The prayer that Seth might skip church wasn’t answered. Her mother poked her and pointed when Seth’s family came in. Thank goodness, none of them noticed, as Seth and his family continued on down the aisle toward the front of the church.
Seth looked different, but that was to be expected. Neither of them were schoolkids now. His hair was still short in a military style, and he moved with the easy confidence of a man, instead of the self-consciousness of a teen. The petite woman with him was as pretty as her picture. Her blonde hair curled around her face, and her bright red lipstick matched the red flower in her dress.
For just a moment, Fran thought how very plain she must look in comparison, with her hair twisted in a tight roll on the back of her head and her dark green dress without the first adornment. But then she didn’t care. She didn’t want to compete with Cecelia. Fran might harbor some regret for their lost future, but Seth had mad
e his choice. What Fran had hoped for them was lost months ago when Seth threw away her love. She had no intention of chasing after it.
Unfortunately, her mother wasn’t ready to give up so easily. After the preacher said the final amen, Fran’s mother delayed retrieving her purse. Then she dropped a glove in order to exit their pew directly behind Seth and his family. At least she had the good manners to wait until they were out of the church before she grabbed Fran’s elbow and rushed after Seth.
“Seth,” her mother called as they went down the steps. “Look who’s home.”
Fran wished for a way to escape what would surely be an awkward meeting. Not that Fran couldn’t handle it. She had just ushered an unexpected twin into the world. She had stitched up a man’s leg after his knife slipped while he was cleaning fish. She had wormed children and treated consumption. She had kept a boy from bleeding to death in the back of a truck. If she could do all that and more, she could look Seth Miller in the face without shrinking back.

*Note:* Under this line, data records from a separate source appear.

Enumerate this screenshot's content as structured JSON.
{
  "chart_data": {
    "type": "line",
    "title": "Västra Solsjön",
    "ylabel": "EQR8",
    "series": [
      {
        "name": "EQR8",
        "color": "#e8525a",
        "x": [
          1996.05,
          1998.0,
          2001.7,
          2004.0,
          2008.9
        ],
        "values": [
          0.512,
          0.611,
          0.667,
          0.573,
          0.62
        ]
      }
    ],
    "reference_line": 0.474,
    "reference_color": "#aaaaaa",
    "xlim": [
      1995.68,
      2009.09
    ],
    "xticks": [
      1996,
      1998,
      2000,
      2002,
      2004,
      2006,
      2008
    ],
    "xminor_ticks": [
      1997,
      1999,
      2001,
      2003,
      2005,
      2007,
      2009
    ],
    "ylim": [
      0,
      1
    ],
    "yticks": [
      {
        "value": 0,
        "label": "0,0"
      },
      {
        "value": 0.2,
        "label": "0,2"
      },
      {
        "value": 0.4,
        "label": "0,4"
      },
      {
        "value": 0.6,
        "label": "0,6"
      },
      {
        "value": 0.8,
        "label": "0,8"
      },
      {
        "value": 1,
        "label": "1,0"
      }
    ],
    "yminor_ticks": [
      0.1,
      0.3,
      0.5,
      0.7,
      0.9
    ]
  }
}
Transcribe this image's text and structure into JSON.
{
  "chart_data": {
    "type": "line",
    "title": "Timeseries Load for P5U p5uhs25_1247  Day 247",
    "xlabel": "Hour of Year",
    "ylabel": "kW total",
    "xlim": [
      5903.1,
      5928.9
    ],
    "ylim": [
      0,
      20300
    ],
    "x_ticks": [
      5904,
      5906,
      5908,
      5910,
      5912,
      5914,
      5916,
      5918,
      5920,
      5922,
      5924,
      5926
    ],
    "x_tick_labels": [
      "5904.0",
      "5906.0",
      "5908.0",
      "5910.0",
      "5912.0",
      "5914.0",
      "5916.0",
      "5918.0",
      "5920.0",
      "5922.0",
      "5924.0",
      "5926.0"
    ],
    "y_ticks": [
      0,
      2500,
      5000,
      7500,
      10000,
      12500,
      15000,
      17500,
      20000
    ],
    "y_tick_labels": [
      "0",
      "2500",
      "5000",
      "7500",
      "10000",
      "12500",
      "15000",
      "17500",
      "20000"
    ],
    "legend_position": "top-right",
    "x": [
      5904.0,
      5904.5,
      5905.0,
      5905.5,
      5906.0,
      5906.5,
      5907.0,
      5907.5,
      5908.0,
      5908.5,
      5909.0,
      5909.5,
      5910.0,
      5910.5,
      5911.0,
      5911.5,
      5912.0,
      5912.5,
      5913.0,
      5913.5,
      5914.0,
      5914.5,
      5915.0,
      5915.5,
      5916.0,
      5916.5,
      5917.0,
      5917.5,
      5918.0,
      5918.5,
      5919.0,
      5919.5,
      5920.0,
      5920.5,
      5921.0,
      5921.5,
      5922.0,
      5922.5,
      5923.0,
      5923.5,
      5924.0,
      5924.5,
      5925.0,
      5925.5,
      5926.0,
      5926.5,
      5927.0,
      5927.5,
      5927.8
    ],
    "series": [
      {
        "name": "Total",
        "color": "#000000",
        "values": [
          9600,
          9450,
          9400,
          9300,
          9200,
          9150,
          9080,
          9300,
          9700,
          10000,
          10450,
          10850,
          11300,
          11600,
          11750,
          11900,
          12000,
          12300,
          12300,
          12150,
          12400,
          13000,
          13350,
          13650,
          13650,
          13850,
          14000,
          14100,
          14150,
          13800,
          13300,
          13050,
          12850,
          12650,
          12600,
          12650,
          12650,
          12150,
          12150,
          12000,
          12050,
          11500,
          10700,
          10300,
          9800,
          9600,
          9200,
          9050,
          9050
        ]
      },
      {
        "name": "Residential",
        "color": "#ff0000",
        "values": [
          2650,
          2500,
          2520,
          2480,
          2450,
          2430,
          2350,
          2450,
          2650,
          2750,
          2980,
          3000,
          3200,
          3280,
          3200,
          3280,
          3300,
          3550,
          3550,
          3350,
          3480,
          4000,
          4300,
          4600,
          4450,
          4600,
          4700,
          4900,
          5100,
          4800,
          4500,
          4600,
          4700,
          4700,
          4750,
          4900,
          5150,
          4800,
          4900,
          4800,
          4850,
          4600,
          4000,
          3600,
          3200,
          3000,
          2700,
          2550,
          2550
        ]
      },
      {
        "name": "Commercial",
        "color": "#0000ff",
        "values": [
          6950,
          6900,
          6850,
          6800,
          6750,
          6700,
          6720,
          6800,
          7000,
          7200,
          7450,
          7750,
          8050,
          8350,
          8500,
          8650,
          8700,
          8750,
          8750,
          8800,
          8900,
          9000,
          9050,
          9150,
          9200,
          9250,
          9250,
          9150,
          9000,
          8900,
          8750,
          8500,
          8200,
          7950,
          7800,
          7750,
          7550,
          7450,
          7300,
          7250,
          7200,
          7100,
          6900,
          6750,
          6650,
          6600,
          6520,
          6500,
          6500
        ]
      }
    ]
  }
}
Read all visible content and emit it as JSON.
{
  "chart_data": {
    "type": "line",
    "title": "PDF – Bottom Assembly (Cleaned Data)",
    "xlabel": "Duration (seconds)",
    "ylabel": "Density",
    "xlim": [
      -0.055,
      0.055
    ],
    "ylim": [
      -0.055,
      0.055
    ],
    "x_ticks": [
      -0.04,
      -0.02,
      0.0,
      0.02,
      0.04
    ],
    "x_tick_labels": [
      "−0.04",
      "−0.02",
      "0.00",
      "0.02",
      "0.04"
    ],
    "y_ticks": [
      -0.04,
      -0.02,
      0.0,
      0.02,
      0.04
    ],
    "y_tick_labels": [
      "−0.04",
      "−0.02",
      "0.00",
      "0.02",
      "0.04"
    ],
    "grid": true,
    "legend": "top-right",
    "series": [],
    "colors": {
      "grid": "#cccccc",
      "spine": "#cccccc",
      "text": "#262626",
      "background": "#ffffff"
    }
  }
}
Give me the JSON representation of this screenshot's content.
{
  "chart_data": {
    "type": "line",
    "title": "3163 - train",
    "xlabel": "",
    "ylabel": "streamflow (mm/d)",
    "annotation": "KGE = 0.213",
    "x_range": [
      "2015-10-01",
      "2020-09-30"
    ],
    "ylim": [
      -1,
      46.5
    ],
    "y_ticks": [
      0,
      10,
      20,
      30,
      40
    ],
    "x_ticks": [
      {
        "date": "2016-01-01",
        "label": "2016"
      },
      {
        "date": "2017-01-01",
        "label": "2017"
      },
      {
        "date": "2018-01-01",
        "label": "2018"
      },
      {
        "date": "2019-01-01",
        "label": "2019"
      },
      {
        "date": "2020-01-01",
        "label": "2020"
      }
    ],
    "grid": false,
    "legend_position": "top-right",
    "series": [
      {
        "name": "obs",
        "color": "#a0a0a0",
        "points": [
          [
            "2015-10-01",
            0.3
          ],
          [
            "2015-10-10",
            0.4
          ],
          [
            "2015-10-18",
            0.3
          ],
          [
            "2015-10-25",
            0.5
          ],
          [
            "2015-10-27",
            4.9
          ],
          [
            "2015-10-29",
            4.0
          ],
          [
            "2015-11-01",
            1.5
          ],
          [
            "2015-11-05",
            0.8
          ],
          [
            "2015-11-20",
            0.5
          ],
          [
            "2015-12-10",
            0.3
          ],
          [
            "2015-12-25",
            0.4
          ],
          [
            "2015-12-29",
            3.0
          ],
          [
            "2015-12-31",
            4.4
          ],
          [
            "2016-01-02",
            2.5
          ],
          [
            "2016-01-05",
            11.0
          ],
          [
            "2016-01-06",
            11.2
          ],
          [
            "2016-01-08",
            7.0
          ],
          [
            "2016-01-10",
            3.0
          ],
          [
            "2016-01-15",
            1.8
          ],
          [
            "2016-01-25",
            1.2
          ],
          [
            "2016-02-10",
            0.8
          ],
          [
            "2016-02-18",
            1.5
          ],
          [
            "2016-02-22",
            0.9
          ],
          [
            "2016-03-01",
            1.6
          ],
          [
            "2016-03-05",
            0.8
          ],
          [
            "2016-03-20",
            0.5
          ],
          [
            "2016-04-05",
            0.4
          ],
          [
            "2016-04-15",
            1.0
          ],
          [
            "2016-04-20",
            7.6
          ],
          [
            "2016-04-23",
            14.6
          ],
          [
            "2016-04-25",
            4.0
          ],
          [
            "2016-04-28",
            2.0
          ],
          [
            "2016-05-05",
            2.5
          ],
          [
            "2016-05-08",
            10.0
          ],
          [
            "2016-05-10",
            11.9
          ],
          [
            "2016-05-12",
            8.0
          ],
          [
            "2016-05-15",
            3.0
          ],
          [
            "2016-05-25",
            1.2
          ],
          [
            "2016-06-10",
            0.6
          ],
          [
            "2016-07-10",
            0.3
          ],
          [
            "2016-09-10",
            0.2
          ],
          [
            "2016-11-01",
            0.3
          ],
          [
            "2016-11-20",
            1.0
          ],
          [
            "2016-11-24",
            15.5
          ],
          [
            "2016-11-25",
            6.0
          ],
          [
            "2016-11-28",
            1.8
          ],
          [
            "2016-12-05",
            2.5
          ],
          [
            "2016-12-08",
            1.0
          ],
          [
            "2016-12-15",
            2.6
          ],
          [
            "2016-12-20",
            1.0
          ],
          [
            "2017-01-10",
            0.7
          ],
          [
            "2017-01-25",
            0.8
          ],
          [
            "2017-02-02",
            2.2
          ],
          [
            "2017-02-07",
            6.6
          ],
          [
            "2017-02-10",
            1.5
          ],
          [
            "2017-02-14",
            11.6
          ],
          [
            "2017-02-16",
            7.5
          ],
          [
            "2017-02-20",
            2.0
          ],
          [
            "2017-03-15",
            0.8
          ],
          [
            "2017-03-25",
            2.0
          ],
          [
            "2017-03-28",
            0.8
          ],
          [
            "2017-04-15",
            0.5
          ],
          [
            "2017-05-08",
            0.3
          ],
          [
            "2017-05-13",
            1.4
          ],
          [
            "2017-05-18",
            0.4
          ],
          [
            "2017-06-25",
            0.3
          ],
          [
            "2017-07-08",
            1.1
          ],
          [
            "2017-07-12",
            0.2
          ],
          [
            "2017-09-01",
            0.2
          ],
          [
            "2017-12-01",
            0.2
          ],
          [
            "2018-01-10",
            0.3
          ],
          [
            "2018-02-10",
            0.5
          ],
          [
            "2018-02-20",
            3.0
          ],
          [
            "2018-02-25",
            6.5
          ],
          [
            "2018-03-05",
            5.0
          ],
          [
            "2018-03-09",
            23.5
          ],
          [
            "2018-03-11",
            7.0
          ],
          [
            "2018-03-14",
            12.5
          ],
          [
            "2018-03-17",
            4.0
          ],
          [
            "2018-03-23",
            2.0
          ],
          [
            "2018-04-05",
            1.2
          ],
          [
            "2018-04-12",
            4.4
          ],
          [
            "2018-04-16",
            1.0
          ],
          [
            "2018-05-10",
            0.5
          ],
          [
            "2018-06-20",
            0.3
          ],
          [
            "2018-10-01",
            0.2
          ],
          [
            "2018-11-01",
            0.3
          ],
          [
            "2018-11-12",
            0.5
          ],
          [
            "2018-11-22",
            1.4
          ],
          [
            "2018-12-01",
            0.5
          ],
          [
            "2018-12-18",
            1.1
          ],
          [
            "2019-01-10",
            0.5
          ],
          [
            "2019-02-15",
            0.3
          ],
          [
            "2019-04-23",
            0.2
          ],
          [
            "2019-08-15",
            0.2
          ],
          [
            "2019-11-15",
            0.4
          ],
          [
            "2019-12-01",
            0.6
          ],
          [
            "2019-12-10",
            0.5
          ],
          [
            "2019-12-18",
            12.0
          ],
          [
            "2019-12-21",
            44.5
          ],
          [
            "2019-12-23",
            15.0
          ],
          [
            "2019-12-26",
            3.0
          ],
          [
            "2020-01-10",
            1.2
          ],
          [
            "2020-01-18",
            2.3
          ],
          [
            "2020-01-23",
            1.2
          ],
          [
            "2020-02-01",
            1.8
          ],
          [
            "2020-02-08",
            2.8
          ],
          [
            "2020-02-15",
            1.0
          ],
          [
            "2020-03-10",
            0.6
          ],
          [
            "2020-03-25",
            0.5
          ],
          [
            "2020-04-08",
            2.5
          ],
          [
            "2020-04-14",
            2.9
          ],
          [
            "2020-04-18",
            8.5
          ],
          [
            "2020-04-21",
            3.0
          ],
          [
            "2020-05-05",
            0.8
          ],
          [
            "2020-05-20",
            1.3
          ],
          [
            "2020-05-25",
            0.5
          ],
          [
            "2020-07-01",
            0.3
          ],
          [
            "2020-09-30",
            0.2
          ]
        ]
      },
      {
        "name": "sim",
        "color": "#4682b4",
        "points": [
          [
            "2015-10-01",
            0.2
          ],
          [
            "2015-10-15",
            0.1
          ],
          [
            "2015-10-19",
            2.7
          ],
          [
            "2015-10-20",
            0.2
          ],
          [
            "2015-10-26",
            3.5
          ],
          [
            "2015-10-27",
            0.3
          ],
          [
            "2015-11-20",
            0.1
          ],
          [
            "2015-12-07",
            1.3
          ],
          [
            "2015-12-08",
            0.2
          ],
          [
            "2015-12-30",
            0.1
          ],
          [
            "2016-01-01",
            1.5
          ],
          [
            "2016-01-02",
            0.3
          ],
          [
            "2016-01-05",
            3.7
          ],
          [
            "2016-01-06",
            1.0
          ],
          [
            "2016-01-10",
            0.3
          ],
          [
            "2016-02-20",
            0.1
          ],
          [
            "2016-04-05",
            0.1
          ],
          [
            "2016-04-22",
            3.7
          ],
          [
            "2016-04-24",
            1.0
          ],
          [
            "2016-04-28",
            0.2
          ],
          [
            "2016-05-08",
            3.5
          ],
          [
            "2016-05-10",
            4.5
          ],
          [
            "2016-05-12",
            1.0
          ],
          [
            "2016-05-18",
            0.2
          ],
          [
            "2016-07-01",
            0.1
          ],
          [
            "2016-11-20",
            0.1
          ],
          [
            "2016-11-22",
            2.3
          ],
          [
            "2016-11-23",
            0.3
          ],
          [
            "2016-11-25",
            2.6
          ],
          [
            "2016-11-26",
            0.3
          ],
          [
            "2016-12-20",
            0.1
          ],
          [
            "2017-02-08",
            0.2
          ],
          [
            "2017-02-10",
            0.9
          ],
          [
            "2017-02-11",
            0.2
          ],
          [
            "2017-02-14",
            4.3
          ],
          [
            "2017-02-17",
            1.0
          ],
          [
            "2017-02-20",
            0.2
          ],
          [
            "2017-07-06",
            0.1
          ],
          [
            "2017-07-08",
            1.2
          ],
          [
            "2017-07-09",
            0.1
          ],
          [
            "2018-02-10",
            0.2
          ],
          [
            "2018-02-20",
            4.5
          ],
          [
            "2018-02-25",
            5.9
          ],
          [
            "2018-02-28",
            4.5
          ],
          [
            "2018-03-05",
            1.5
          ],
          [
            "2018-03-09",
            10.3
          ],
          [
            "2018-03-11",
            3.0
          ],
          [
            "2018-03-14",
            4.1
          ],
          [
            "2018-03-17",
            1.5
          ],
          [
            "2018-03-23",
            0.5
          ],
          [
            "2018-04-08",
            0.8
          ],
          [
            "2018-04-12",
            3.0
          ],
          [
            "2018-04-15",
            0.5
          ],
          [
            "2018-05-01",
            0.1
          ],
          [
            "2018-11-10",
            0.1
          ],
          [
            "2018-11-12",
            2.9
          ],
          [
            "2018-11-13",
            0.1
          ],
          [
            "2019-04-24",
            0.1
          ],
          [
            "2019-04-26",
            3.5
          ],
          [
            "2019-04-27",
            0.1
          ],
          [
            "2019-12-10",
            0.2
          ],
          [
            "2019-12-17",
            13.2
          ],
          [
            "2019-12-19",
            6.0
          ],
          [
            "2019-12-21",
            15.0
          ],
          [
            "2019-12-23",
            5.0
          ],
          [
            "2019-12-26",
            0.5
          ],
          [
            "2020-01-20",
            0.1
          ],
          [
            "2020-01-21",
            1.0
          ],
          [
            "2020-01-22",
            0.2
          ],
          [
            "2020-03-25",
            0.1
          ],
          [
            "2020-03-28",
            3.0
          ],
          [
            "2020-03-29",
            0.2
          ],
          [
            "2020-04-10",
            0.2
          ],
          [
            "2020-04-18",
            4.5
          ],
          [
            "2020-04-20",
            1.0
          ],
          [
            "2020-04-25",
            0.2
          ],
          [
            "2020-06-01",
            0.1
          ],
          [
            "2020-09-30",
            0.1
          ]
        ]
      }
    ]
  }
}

“Hello, Seth. So good to see you home.” She had no trouble looking him in the eye and saying that. She was glad Seth had made it home from the war.
“Francine. I heard you were visiting your mother.” Seth gave Fran the once-over. “It’s been a while.”
“Yes, it has.” Fran shifted her eyes to the woman clinging to Seth’s arm and held out a hand toward her. “And you must be Cecelia. Seth’s sister showed me your picture before I went to the mountains, but it’s good to meet you in person.”
“Yes.” The woman barely brushed her fingertips across Fran’s hand. Perhaps English women thought it wasn’t ladylike to shake hands. Perhaps it wasn’t. She had a lovely English accent. “I’ve heard so much about you. Everyone considers you very brave to go off to become a frontier nurse.”
“Not brave at all.” Fran pulled her hand back. “Actually some of the nurse-midwives are from your home country. England.”
“Oh really. How interesting.” She didn’t sound interested at all.
“Well, nice seeing you, Seth, and good to meet you, Cecelia.” Her mother was still chatting with Seth’s parents, but Fran eased past them with a wave to follow Harold, who had walked on toward the parking area. She didn’t look back.